STUART GIETEL-BASTEN | 29 april 2022 | DEMOS jaargang 38, nummer 4 - april 2022
Bevolkingsprognoses spelen een grote rol in het denken over de lange termijn van een samenleving. Te vaak komt het voor dat dergelijke prognoses als een technische exercitie naar beleidsmakers worden gestuurd. Volgens demograaf Gietel-Basten is het belangrijk dat demografen zich niet alleen als de makers van vooruitberekeningen opstellen, maar dat ze de gebruikers ook helpen bij de interpretatie van de uitkomsten.

Het zal velen wellicht verbazen, maar demografen bezitten geen zesde zintuig of bovennatuurlijke inzicht om in de toekomst te kijken. Toch bestaat vaak de hoofdmoot van onze baan als demograaf om vooruitberekeningen te produceren over wat wij denken dat er met de bevolking in de toekomst gaat gebeuren. Deze ‘visies’ op de toekomst kunnen enorm uiteenlopen, naar schaal en organisatie. Het kan bijvoorbeeld gaan om een prognose van de bevolking van een kleine gemeente voor de komende vijf jaar, maar het kan ook gaan om de wereldbevolking in de komende twee eeuwen. En als we kijken naar hoe die vooruitberekeningen worden gemaakt dan kan het soms gaan om het eenvoudig doortrekken van trends, maar soms gaat het om extreem complexe modellen waarin vele variabelen voorkomen die we belangrijk vinden.

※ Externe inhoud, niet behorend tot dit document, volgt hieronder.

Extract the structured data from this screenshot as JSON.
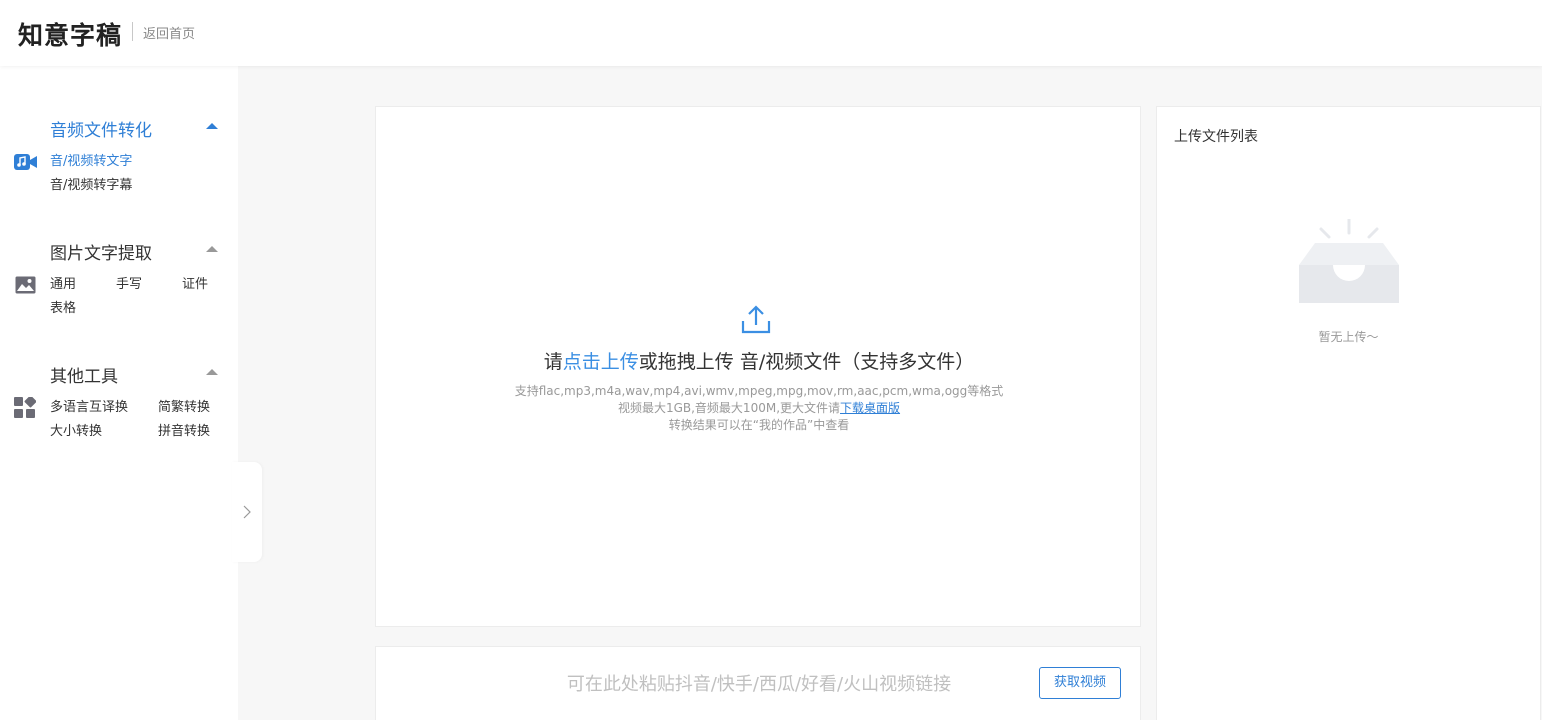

Ook worden voorspellingen soms gemaakt door één persoon in een statistisch bureau, terwijl andere door hele teams worden gemaakt. Al met al kunnen prognoses enorm verschillen naar de manier waarop deze gemaakt worden.

Omgaan met demografische onzekerheid

Hoewel demografen geen kristallen bol hebben, betekent dat nog niet dat ieder beeld van de toekomst dat we maken een gok is. Neem bijvoorbeeld Japan. Omdat het land een van de laagste sterftecijfers in de wereld heeft kunnen we verwachten dat van de kinderen die vandaag geboren worden maar een klein deel zal sterven voordat ze hun oude dag bereiken. Het land kent ook nauwelijks immigratie en emigratie. Als we het aantal Japanners van 55-plus over 50 jaar willen weten, dan kunnen we eenvoudigweg kijken naar het aantal 5-jarigen vandaag en dan hebben we al een redelijk goed beeld, tenzij er iets gebeurt met migratiepatronen en/of de sterfte in Japan. Dit is natuurlijk een sterke voorwaarde. Maar ik zou denken dat er nog veel sterkere voorwaarden zijn. Met sterk fluctuerende vruchtbaarheidscijfers in vele delen van de wereld, zijn veronderstellingen over het aantal nieuwgeborenen zeer onzeker. En gegeven de corona-gebeurtenissen van de laatste twee jaar beseffen we dat we niet automatisch en voor altijd een betere gezondheid en stijgende levensverwachting zullen zien. En het ijs waarop we ons begeven wordt nog dunner als we het aantal baby’s gaan voorspellen van mensen die nog niet eens geboren zijn, en waarvan onbekend is waar ze naar toe gaan en hoe lang ze zullen leven.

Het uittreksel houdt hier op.